Whether internal, inside-the-module, liquid connectors and cables will become standardized or stay application-specific with custom designs remains in question. This is true for both the data-center and prosumer market segments.

A certain amount of external standard liquid connectors and cables will likely evolve in the current growth market. Though this will be dependent on how many different form factors are used. Nvidia’s latest A100 product is a new PCIe form-factor, add-in GPU module for data-center applications with liquid in-port and out-port connectors on the rear plate.

Another new product is ILLEGEAR’s external water-cooling module, FLOW, which has a new self-locking, quick-release external connector and cable assembly. It supports a temperature decrease between 15° to 20° C on the CPU and GPU chips inside laptops.

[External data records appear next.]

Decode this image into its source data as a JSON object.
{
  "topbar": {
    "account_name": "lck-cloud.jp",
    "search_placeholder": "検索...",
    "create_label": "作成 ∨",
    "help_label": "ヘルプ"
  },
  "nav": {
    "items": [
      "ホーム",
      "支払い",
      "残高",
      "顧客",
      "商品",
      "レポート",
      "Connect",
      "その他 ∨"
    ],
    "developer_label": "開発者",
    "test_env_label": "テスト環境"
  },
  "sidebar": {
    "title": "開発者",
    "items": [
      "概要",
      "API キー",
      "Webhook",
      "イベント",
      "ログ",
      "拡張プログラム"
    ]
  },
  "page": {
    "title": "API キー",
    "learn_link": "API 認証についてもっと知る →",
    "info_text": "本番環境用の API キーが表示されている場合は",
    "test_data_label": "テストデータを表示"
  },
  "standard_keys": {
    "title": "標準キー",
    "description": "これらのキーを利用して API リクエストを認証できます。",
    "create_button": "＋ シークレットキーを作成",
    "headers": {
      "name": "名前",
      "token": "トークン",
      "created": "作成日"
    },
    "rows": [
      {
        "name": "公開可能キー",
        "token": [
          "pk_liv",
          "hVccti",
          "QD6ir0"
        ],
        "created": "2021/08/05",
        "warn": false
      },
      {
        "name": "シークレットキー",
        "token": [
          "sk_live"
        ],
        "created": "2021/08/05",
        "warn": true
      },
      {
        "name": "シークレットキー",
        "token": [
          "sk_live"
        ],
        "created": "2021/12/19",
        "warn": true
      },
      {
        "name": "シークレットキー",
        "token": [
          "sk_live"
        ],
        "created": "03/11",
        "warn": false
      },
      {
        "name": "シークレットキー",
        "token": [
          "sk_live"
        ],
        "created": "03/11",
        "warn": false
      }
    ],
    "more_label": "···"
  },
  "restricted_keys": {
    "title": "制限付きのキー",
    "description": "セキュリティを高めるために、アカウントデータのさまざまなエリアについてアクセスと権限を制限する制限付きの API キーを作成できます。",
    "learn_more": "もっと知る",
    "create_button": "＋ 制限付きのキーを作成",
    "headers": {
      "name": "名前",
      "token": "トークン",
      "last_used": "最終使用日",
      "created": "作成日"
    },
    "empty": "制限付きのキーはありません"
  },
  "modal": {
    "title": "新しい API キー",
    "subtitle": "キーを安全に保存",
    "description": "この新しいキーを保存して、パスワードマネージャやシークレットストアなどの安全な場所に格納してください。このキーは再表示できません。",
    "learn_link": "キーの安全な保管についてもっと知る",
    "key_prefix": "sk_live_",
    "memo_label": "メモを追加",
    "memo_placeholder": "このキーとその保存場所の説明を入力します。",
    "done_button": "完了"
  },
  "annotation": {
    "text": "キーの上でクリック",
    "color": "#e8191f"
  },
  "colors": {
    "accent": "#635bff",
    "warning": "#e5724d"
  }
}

FLOW uses a unique two-port fluid connector/hose system that’s quite different from other liquid-cooled products.

Here’s a look at the description and image:

Often internal liquid-cooling cables are of larger diameters with larger connectors. Here’s a look at Nvidia’s GPU accelerator, which shows white liquid hoses with black copper IO cables in the first image. They’re routed together in free air in both images.

Data-center external quick-disconnect liquid cooling connectors are typically marked with blue for the cool input port and orange or red for warm output port, much like this SuperMicro example below.

Several new high-end copper and optical connectors and cables will need to be vetted for data-center reliability and performance, especially while fully immersed in inert coolant liquids. This could potentially affect some form factors such as EDSFF, PECL, Ruler, M2, M3, and others.

Here are a couple of liquid immersion cooling examples for high-power devices.

This is what full immersion can look like.

 

Observations
Aside from solving many heating and cooling problems, liquid-cooling infrastructures significantly reduce the need for high-cost chillers and related water use (and cost). They also eliminate the necessity of costly and noisy fans. 

What’s more: liquid cooling saves at least 30% in electrical costs compared to air-cooled products. Liquid cooling can also save up to 50% in the necessary slot space per high-wattage module. Now there’s only one PCIe slot instead of two like with older GPU products. 

Will we see many new application-specific liquid connectors as this market develops over the next year or two? Will there be newer applications? There seems to be a high level of development going on here. Older types of liquid cooling interconnects often used the terms of hose and fittings rather than liquid connectors and cables. Maybe we’ll be learning some new acronyms soon!

The top connector and cable suppliers are increasing their product offerings to include more sensor, space, and liquid cooling interconnects. It might take several or a few larger companies to standardize these higher volume developments.

Internal custom copper semi-flexible and solid piping are still used in low volume. But high-performance HPC systems with large and high-powered wattage CPU chips and newer IPU types are on the rise. These sometimes require copper fittings and welded connections, which do get costly when used in volume.

It seems that distributed-as-needed liquid cooling topology and infrastructure that recycles targeted small amounts of coolant provides the ideal costs and fastest install/servicing turnaround times.